Why did you announce your retirement at the Masters?

I started skiing at the Masters in 1983 and skied in my last one in 2002 with a win in women's slalom. The Masters is the most prestigious tournament in the world and I was blessed to win 2 trick titles (1985,85) and 6 slalom titles. There are so many memories there....read more

5. What's the one thing you're most looking forward to in your skiing retirement?
Not having to ski when the weather is cold! I am enjoying going out in the boat with Tim, Ty, Dalton and Ivy every afternoon, running some 32's for fun, climbing on the tub with them, and watching them enjoy the water and the boat. It is how I started...on the water with my family and the memories I have are something I want to pass on to my family. I love not having the stress of the tourney's any more...having to have the ski dialed in, worrying if the ski should be set up another way. The last couple of years were nothing but trying new skis and changing settings....yuck! Just give me old faithful, throw on a fin that cannot move and I am happy! Just let me ski without a lot of thinking!

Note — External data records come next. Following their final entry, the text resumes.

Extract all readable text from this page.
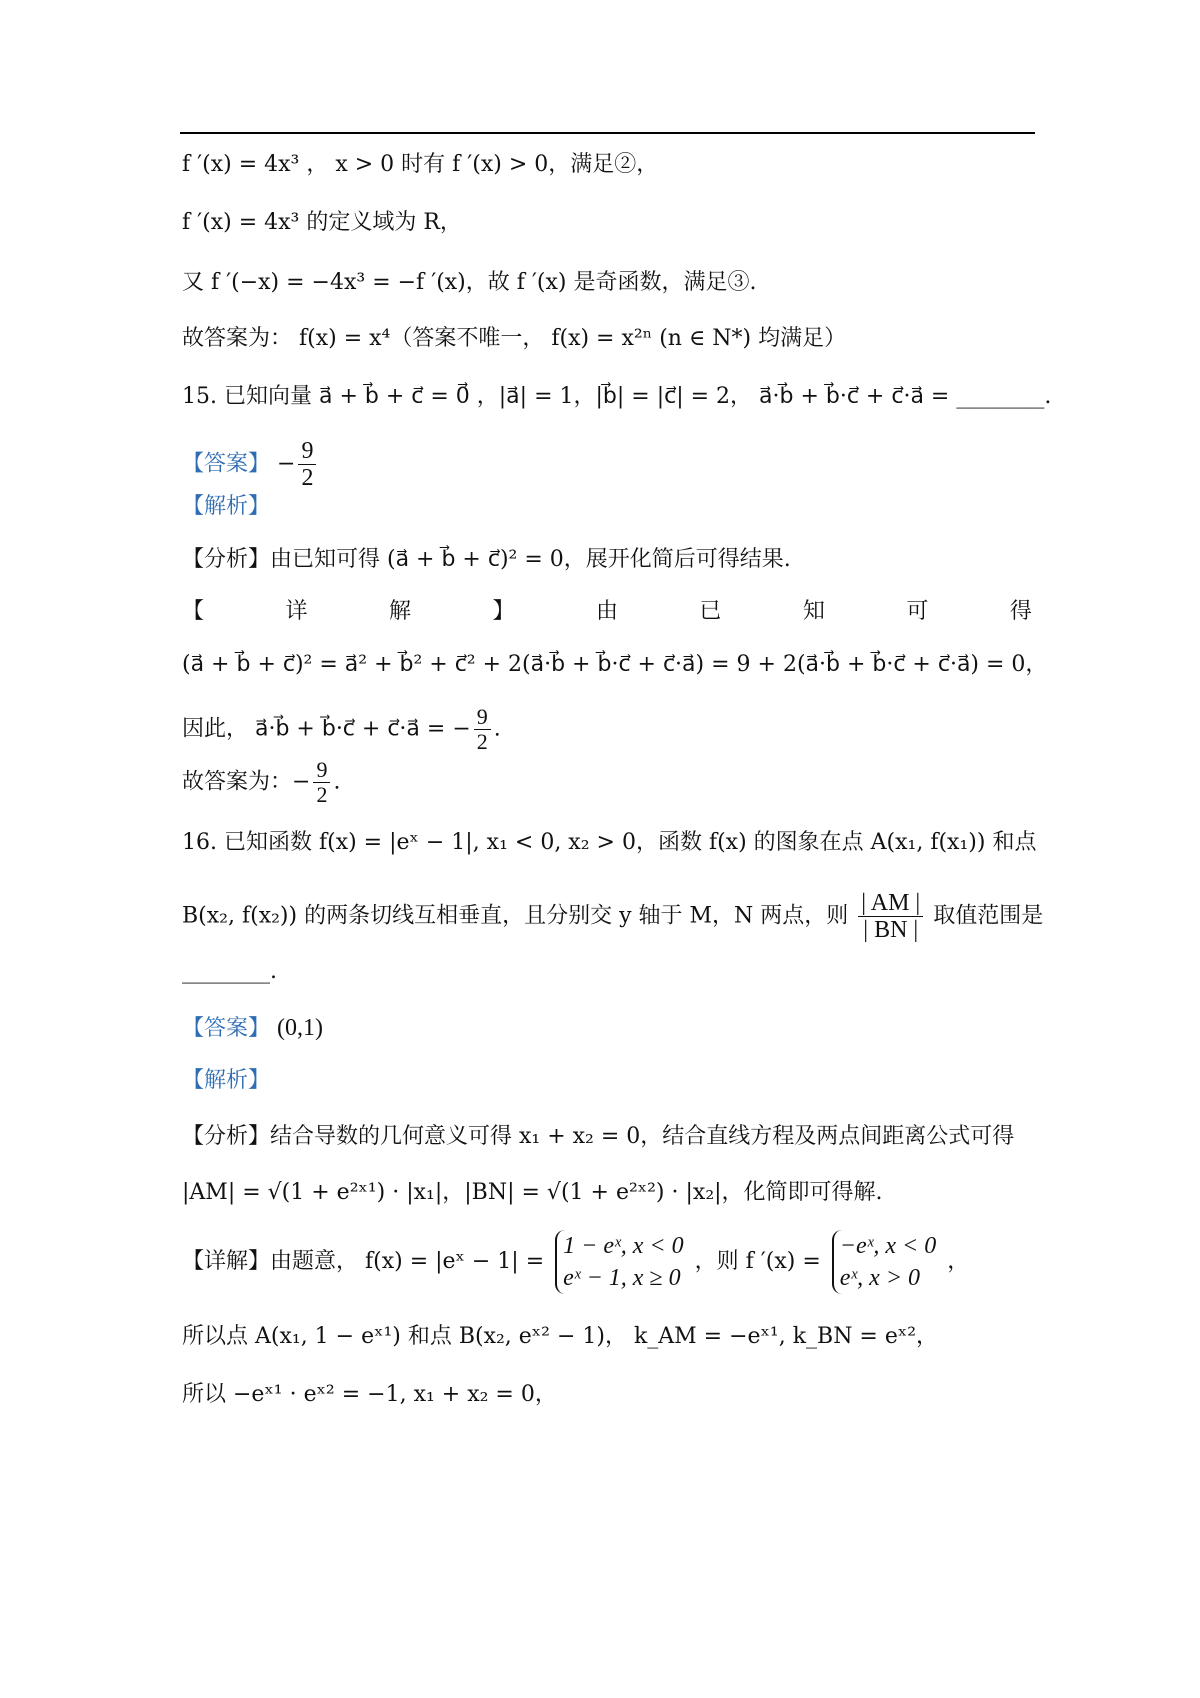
f ′(x) = 4x³ ， x > 0 时有 f ′(x) > 0，满足②，
f ′(x) = 4x³ 的定义域为 R，
又 f ′(−x) = −4x³ = −f ′(x)，故 f ′(x) 是奇函数，满足③.
故答案为： f(x) = x⁴（答案不唯一， f(x) = x²ⁿ (n ∈ N*) 均满足）
15. 已知向量 a⃗ + b⃗ + c⃗ = 0⃗ ，|a⃗| = 1，|b⃗| = |c⃗| = 2， a⃗·b⃗ + b⃗·c⃗ + c⃗·a⃗ = ________.
【答案】 − $\frac{9}{2}$
【解析】
【分析】由已知可得 (a⃗ + b⃗ + c⃗)² = 0，展开化简后可得结果.
【	详	解	】	由	已	知	可	得
(a⃗ + b⃗ + c⃗)² = a⃗² + b⃗² + c⃗² + 2(a⃗·b⃗ + b⃗·c⃗ + c⃗·a⃗) = 9 + 2(a⃗·b⃗ + b⃗·c⃗ + c⃗·a⃗) = 0，
因此， a⃗·b⃗ + b⃗·c⃗ + c⃗·a⃗ = − $\frac{9}{2}$ .
故答案为：− $\frac{9}{2}$ .
16. 已知函数 f(x) = |eˣ − 1|, x₁ < 0, x₂ > 0，函数 f(x) 的图象在点 A(x₁, f(x₁)) 和点
B(x₂, f(x₂)) 的两条切线互相垂直，且分别交 y 轴于 M，N 两点，则 $\frac{| AM |}{| BN |}$ 取值范围是
________.
【答案】 (0,1)
【解析】
【分析】结合导数的几何意义可得 x₁ + x₂ = 0，结合直线方程及两点间距离公式可得
|AM| = √(1 + e²ˣ¹) · |x₁|，|BN| = √(1 + e²ˣ²) · |x₂|，化简即可得解.
【详解】由题意， f(x) = |eˣ − 1| =
1 − eˣ, x < 0
eˣ − 1, x ≥ 0
，则 f ′(x) =
−eˣ, x < 0
eˣ, x > 0
，
所以点 A(x₁, 1 − eˣ¹) 和点 B(x₂, eˣ² − 1)， k_AM = −eˣ¹, k_BN = eˣ²，
所以 −eˣ¹ · eˣ² = −1, x₁ + x₂ = 0，
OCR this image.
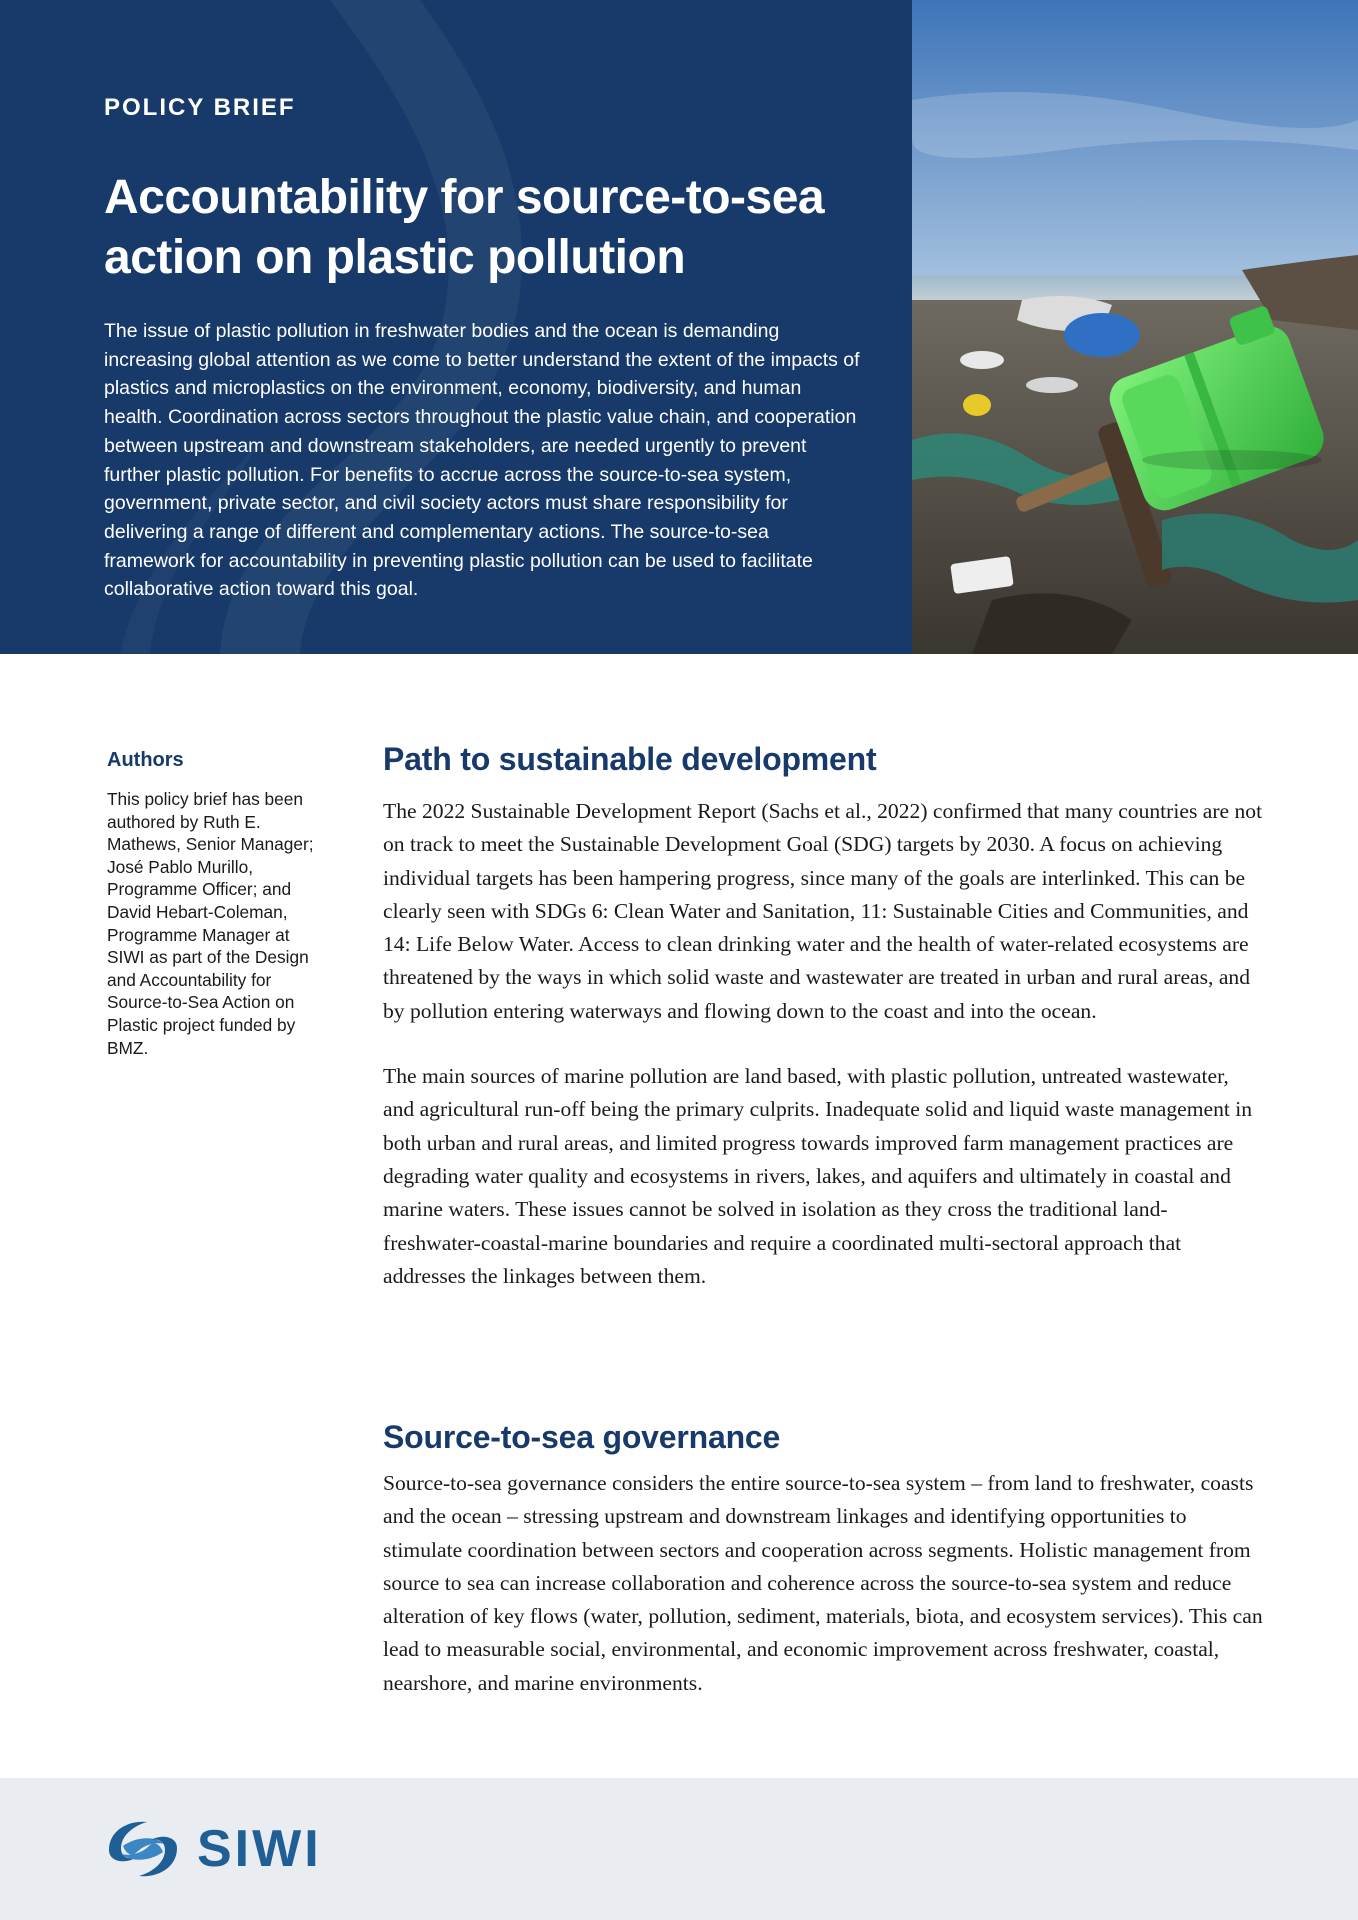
POLICY BRIEF
Accountability for source-to-sea action on plastic pollution

The issue of plastic pollution in freshwater bodies and the ocean is demanding increasing global attention as we come to better understand the extent of the impacts of plastics and microplastics on the environment, economy, biodiversity, and human health. Coordination across sectors throughout the plastic value chain, and cooperation between upstream and downstream stakeholders, are needed urgently to prevent further plastic pollution. For benefits to accrue across the source-to-sea system, government, private sector, and civil society actors must share responsibility for delivering a range of different and complementary actions. The source-to-sea framework for accountability in preventing plastic pollution can be used to facilitate collaborative action toward this goal.

Authors

This policy brief has been authored by Ruth E. Mathews, Senior Manager; José Pablo Murillo, Programme Officer; and David Hebart-Coleman, Programme Manager at SIWI as part of the Design and Accountability for Source-to-Sea Action on Plastic project funded by BMZ.

Path to sustainable development

The 2022 Sustainable Development Report (Sachs et al., 2022) confirmed that many countries are not on track to meet the Sustainable Development Goal (SDG) targets by 2030. A focus on achieving individual targets has been hampering progress, since many of the goals are interlinked. This can be clearly seen with SDGs 6: Clean Water and Sanitation, 11: Sustainable Cities and Communities, and 14: Life Below Water. Access to clean drinking water and the health of water-related ecosystems are threatened by the ways in which solid waste and wastewater are treated in urban and rural areas, and by pollution entering waterways and flowing down to the coast and into the ocean.

The main sources of marine pollution are land based, with plastic pollution, untreated wastewater, and agricultural run-off being the primary culprits. Inadequate solid and liquid waste management in both urban and rural areas, and limited progress towards improved farm management practices are degrading water quality and ecosystems in rivers, lakes, and aquifers and ultimately in coastal and marine waters. These issues cannot be solved in isolation as they cross the traditional land-freshwater-coastal-marine boundaries and require a coordinated multi-sectoral approach that addresses the linkages between them.

Source-to-sea governance

Source-to-sea governance considers the entire source-to-sea system – from land to freshwater, coasts and the ocean – stressing upstream and downstream linkages and identifying opportunities to stimulate coordination between sectors and cooperation across segments. Holistic management from source to sea can increase collaboration and coherence across the source-to-sea system and reduce alteration of key flows (water, pollution, sediment, materials, biota, and ecosystem services). This can lead to measurable social, environmental, and economic improvement across freshwater, coastal, nearshore, and marine environments.

SIWI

6.What advice would you give to girls and women that would like to take up the sport?
What advice would you give to girls and women that would like to take up the
sport? Find someone who is willing to share their resources (boat, lake) and who will take the time to spend with you on the water. It is definitely a team effort (even though it is a individual sport…it cannot be done alone). Find some local tournaments through USA Water Ski and International Novice Tournament League and go and check them out. You’ll see the different sides of the sport and meet people who are at the grass roots level of it…join them! You can get some great info from these two organization and get matched up with local skiers.